Tuesday, 23 November 2010

Ghetto Sci-Fi - Ras G & The Afrikan Space Progam

‘The Ra ship has landed’ – sampling from the source of inspiration for all intergalactic artists, Ras G can’t resist hitching a ride on Sonny Blount’s rocket ship. After all he is, and always will be, the premier space pilot of the sonic sound world. Sun Ra, self-made solar myth and musical magician, conjured up artforms from both the old and new worlds, and Ras G does likewise, less by visionary acumen, more by borrowing Soul, Jazz and Reggae at the push of a button. Well, without an orchestral palette at his disposal, what else can he do?
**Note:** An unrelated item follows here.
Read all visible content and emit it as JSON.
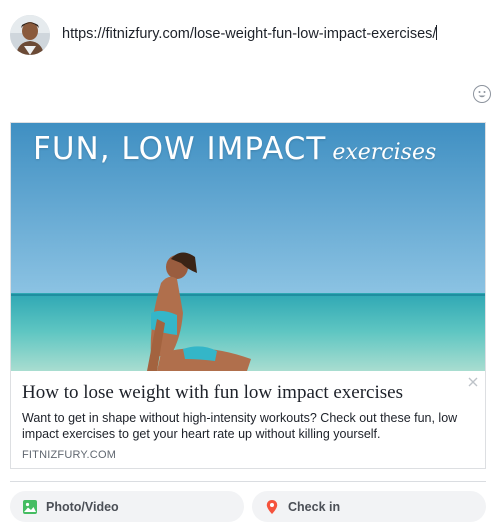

   From Ra’s tireless DIY discipline to the Do It All Yourself ethos of one man and his machine, Ras G’s chopped-up chunks of rhythm, and raw production smell more of Punk spirit than the classic craftsmanship of jazz pioneers. That’s a good thing. A little scat here, sampled marimba there – hey presto! – the Afro-Jazz cut’n’paste collage works perfectly for these times, as do tracks which on this album never run longer than 3.39.
   But Ras G isn’t only about black American Afronautical inspiration, as he demonstrates with the Jamaican toasting sample which kicks of ‘Staring Riddim’, proof positive that along with the slow jams and blunted bass beats he can reconfigure classic dub construction with great success. As an advert for Ras G’s Black Star Liner bound for Saturn, ‘Sign Me Up’ is a fine one, beginning with the same kind of comical helium vocal employed by Hendrix on ‘EXP’ before getting into a good groove. The background squiggle is the sound of machines programming their own beats until they fade away leaving them to sing electro acapella.
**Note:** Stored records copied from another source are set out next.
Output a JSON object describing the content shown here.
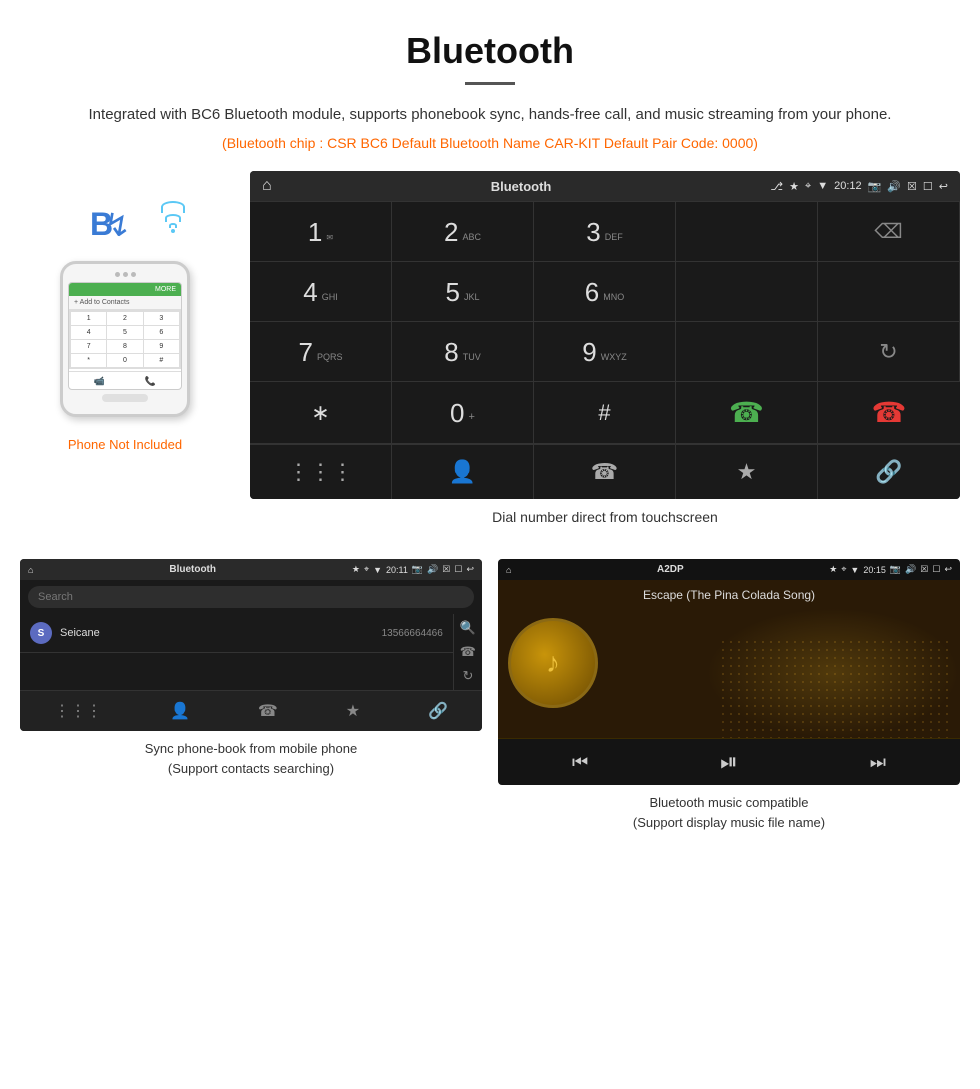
{
  "header": {
    "title": "Bluetooth",
    "subtitle": "Integrated with BC6 Bluetooth module, supports phonebook sync, hands-free call, and music streaming from your phone.",
    "specs": "(Bluetooth chip : CSR BC6    Default Bluetooth Name CAR-KIT    Default Pair Code: 0000)"
  },
  "phone_label": "Phone Not Included",
  "bt_screen": {
    "statusbar": {
      "title": "Bluetooth",
      "time": "20:12"
    },
    "dial": {
      "keys": [
        {
          "num": "1",
          "letters": ""
        },
        {
          "num": "2",
          "letters": "ABC"
        },
        {
          "num": "3",
          "letters": "DEF"
        },
        {
          "num": "",
          "letters": ""
        },
        {
          "num": "",
          "letters": ""
        },
        {
          "num": "4",
          "letters": "GHI"
        },
        {
          "num": "5",
          "letters": "JKL"
        },
        {
          "num": "6",
          "letters": "MNO"
        },
        {
          "num": "",
          "letters": ""
        },
        {
          "num": "",
          "letters": ""
        },
        {
          "num": "7",
          "letters": "PQRS"
        },
        {
          "num": "8",
          "letters": "TUV"
        },
        {
          "num": "9",
          "letters": "WXYZ"
        },
        {
          "num": "",
          "letters": ""
        },
        {
          "num": "",
          "letters": ""
        },
        {
          "num": "*",
          "letters": ""
        },
        {
          "num": "0",
          "letters": "+"
        },
        {
          "num": "#",
          "letters": ""
        },
        {
          "num": "",
          "letters": ""
        },
        {
          "num": "",
          "letters": ""
        }
      ]
    },
    "caption": "Dial number direct from touchscreen"
  },
  "phonebook_screen": {
    "statusbar_title": "Bluetooth",
    "time": "20:11",
    "search_placeholder": "Search",
    "contact": {
      "initial": "S",
      "name": "Seicane",
      "phone": "13566664466"
    }
  },
  "music_screen": {
    "statusbar_title": "A2DP",
    "time": "20:15",
    "song_title": "Escape (The Pina Colada Song)"
  },
  "lower_captions": {
    "phonebook": "Sync phone-book from mobile phone\n(Support contacts searching)",
    "music": "Bluetooth music compatible\n(Support display music file name)"
  }
}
   ‘Ghetto Sci-Fi’ is, as you’d expect from the title, jeep jive rewritten for the 22nd century wherein the poor can only cruise in battered wagons that were once symbolic of material success whilst whitey’s evacuated a post-apocalypse Earth and taken up residence on the moon. ‘Sloooooow Doooooown’ does just that, not for a relaxing trip, but more of a gravity (ie beatless)-free floatation experience somewhere Out There, perilously close to a black hole.
   Although ‘El Saturn Day’ supplies the last reference to Sun Ra, it plays out as a simple beat bumping over the crackle of ancient vinyl once the producer has responded to an enquiry about what he’s doing by saying that he’s ‘mixing, trying some new stuff'. In that respect, Ras G continues very much in the spirit of his main musical inspiration.